Fully authenticated works by van Cleve are rare; among these are two paintings in the Kunsthistorisches Museum, Vienna, one of which is dated 1566, and another signed and dated work from 1579 in the collection of the Hermitage, St. Petersburg.1 Van Cleve was a contemporary of Pieter Bruegel the Elder and, while his subject matter and style were clearly influenced by him, his reputation as simply a Bruegel follower is unwarranted.2 He devised his own compositions, some now known only through drawings, which proved to be very popular and were even copied by artists of the next generation, such as Pieter Brueghel the Younger.3
The present composition is one such picture which appears to have influenced the work of Pieter Brueghel the Younger. Brueghel also examined the theme of The Good Shepherd, a popular moralizing theme in the 16th century, which served as a likely counterpart to his Bad Shepherd. Though both of those compositions are thought to derive from lost originals by Bruegel the Elder, no certain prototypes are known. Brueghel the Younger's treatment of the Bad Shepherd (K. Ertz, Pieter Brueghel der Jüngere (1564-1637/38): Die Gemälde, mit kritischem Oeuvrekatalog, Lingen, 2000, p. 210, cat. no. E121; and pp. 147, 149 and 566, fig. 117), however, utilizes a similar wide open landscape with thin winding paths that extend to the distant horizon, which suggests that Brueghel was aware of the painting as he considered his own work.
The origin of the subject comes from John (10:1-30): I am the good shepherd. The good shepherd lays down his life for the sheep. / He who is a hireling and not a shepherd, whose own the sheep are not, sees the wolf coming and eaves the sheep and flees; and the wolf snatches them and scatters them. / He flees because he is a hireling and cares nothing for the sheep. Van Cleve cleverly fuses a contemporary Flemish country scene into this moralizing tale. He personifies these words as he depicts the shepherd in the act of fighting with an attacking wolf.

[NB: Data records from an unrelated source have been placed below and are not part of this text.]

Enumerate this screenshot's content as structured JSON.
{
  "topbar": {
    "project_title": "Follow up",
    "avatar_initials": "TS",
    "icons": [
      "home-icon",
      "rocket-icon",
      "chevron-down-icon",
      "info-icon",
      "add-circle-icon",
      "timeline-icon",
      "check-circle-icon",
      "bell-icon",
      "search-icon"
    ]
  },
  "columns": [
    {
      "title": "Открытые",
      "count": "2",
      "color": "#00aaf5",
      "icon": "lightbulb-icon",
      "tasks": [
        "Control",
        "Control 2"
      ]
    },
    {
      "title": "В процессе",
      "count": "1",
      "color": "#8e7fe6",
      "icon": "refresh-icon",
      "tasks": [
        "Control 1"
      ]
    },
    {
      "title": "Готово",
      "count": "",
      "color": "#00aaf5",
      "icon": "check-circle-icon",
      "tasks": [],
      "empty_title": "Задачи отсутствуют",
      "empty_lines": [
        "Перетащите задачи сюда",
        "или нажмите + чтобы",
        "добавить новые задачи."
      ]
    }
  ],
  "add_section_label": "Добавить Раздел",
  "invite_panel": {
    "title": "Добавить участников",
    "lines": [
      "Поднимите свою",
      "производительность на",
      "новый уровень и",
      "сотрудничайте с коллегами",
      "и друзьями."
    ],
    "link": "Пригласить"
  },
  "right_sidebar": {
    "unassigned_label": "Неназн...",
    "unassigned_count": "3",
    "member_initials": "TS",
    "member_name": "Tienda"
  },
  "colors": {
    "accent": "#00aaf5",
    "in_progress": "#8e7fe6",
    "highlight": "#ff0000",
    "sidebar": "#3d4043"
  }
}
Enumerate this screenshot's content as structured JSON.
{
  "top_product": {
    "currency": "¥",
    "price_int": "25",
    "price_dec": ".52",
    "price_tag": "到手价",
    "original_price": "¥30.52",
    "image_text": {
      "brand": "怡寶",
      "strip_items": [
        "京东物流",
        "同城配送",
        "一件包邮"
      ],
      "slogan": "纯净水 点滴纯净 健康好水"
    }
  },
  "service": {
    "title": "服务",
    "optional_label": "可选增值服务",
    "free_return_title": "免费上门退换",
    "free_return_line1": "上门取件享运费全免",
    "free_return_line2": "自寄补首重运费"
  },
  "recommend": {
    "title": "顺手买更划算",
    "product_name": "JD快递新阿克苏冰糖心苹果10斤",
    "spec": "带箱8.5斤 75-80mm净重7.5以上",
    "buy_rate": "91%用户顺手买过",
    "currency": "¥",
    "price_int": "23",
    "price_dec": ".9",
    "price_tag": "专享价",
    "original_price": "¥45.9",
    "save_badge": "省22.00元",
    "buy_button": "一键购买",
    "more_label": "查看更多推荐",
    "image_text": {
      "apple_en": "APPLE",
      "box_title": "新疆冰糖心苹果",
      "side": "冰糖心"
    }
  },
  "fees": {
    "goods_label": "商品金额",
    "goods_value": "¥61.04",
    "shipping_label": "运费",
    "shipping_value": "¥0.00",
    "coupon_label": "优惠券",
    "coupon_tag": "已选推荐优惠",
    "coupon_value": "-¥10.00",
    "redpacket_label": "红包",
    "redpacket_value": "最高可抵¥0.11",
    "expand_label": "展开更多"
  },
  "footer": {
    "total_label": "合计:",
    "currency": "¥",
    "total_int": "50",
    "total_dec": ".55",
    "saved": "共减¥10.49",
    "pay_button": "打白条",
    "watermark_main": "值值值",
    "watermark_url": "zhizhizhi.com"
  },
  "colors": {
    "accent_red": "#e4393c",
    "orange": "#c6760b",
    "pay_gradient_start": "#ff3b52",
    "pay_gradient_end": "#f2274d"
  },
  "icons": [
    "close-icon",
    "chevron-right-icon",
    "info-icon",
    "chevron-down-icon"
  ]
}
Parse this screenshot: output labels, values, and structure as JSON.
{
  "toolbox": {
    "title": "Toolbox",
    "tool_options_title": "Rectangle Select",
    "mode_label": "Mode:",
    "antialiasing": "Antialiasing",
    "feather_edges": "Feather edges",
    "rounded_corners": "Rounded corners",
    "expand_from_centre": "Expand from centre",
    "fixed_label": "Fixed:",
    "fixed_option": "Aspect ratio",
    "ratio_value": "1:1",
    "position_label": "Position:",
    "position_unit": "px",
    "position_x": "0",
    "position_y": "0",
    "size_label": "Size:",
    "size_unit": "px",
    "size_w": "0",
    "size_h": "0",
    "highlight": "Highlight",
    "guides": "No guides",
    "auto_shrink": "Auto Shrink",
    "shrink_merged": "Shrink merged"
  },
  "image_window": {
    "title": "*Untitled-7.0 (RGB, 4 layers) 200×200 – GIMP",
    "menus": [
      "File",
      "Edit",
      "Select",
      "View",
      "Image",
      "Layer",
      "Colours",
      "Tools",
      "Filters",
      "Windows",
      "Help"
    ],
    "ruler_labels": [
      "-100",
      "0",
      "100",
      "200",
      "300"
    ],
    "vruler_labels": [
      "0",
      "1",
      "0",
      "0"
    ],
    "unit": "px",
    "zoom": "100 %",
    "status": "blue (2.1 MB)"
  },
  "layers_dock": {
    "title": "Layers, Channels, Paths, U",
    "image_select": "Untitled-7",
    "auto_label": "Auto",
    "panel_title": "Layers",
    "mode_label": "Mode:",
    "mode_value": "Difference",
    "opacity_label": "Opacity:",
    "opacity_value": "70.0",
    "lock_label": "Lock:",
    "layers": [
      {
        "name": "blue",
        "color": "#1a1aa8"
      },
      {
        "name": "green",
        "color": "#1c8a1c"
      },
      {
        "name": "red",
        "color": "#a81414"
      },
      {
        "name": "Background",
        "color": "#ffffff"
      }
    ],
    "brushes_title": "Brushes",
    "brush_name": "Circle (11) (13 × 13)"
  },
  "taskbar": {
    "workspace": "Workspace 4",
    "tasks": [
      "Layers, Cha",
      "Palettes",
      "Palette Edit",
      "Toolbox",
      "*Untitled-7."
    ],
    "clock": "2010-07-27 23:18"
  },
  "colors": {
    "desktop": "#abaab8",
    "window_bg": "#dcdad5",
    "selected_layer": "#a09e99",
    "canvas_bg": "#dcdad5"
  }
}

Another version of the work was formerly in the collection of the New York Historical Society, and later sold New York, Sotheby's, 12 January 1995, lot 170 (as Circle of Marten van Cleve).
This picture will be included in the forthcoming monograph on Martin van Cleve by Klaus Ertz, where it will be published as cat. no. 9.
1. The Slaughtered Ox, signed and dated 1566, oil on panel, 68 by 53.3 cm., and A Flemish Household, oil on panel, 123 by 144 cm., both in the Kunsthistorisches Museum, Vienna; The Beggars, signed and dated 1579, oil on panel, in the Hermitage, St. Petersburg.
2. See C. van de Velde, in Grove Dictionary of Art, New York 1996, Vol. 7 p. 428.
3. See C. Currie and D. Allart, The Brueg[H]el Phenomenon, Paintings by Pieter Bruegel the Elder and Pieter Brueghel the Younger with a Special Focus on Technique and Copying Practice, Brussels 2012, vol. II, "Case Study 9," pp. 646-669.